There are cars that drive, cars that fly and cars that can move on water. At the Consumer Electronics Show in Las Vegas, Hyundai on Monday unveiled its concept for a car with wheeled robotic legs that can drive, walk and even climb.
The Korean carmaker calls its "Elevate" concept the first vehicle with moveable legs and says it could go places conventional off-road vehicles can't. The company developed the concept vehicle for use in search-and-rescue and humanitarian missions in areas struck by earthquakes, hurricanes, floods and other natural disasters.
The vehicle might also make it easier for disabled people to get around.
"People living with disabilities worldwide that don't have access to an ADA ramp could hail an autonomous Hyundai Elevate that could walk up to their front door, level itself, and allow their wheelchair to roll right in," John Suh, a vice president at Hyundai and head of the company team that helped create the concept, said in a statement, referring to the Americans with Disabilities Act.
The vehicle hasn't actually been built, but the basic technology has been proven in one-fifth scale models, a company spokesman said.
"Wonderful to see the auto industry embrace innovation and focus on the many niche needs — as opposed to just the mass (SUV) market," Daniel Sperling, director of the Institute of Transportation Studies at the University of California, Davis, told NBC News MACH in an email. "Let’s cheer them on," he added, "but making sure it is safe and compatible with pedestrians cars, and buildings will be challenging."

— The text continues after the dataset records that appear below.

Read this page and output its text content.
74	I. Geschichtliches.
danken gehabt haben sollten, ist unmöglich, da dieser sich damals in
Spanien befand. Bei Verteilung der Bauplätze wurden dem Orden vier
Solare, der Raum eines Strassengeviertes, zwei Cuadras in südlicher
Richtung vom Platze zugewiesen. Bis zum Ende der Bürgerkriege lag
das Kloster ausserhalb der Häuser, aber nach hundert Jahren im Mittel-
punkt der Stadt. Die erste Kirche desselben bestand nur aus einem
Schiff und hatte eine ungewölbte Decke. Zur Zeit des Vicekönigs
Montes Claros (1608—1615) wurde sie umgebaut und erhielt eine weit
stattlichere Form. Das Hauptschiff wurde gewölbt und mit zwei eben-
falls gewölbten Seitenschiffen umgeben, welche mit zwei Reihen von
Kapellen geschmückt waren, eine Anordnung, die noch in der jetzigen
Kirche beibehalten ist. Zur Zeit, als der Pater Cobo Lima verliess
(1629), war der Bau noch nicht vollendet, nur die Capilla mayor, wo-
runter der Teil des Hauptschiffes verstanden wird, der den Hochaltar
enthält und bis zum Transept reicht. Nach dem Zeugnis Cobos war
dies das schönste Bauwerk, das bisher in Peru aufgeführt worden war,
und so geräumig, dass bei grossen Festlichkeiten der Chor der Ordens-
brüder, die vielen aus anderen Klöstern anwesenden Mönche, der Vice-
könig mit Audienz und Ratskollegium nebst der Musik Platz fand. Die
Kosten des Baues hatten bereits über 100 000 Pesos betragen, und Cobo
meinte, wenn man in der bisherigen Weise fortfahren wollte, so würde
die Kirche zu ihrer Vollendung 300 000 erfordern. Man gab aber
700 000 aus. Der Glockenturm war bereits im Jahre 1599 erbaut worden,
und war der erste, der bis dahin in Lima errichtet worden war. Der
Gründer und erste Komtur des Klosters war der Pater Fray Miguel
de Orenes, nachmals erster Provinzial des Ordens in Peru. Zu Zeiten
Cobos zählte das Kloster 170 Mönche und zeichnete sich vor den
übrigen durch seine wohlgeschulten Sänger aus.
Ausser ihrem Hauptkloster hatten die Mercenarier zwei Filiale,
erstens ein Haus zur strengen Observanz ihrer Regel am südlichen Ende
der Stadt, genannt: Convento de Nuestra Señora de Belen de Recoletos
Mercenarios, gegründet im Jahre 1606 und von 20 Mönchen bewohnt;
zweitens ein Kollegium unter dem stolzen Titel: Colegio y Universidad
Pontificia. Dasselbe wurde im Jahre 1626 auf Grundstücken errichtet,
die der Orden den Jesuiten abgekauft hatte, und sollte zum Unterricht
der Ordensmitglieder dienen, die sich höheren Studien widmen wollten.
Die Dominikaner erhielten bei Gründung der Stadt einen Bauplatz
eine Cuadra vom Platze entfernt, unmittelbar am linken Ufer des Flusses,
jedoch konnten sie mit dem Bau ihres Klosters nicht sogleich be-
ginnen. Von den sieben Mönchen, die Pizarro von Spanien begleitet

A slick promotional animation released by Hyundai shows the vehicle moving easily over various types of terrain. On smooth surfaces, it simply rolls along on wheels much like a conventional car. On steep or rocky surfaces, the vehicle extends its legs and starts walking.
There are two walking modes. In "reptilian mode," the vehicle spreads its legs wide and moves about like a lizard. In "mammalian mode," the legs are extended below, and the vehicle moves with an almost humanlike gait.
The vehicle can walk in any direction and is capable of stepping over a five-foot gap and climbing over a five-foot wall as well as speeding along a highway, according to the company.
Just don't expect "Elevate" to show up in Hyundai showrooms anytime soon. The spokesman said there were no immediate plans to produce the vehicle.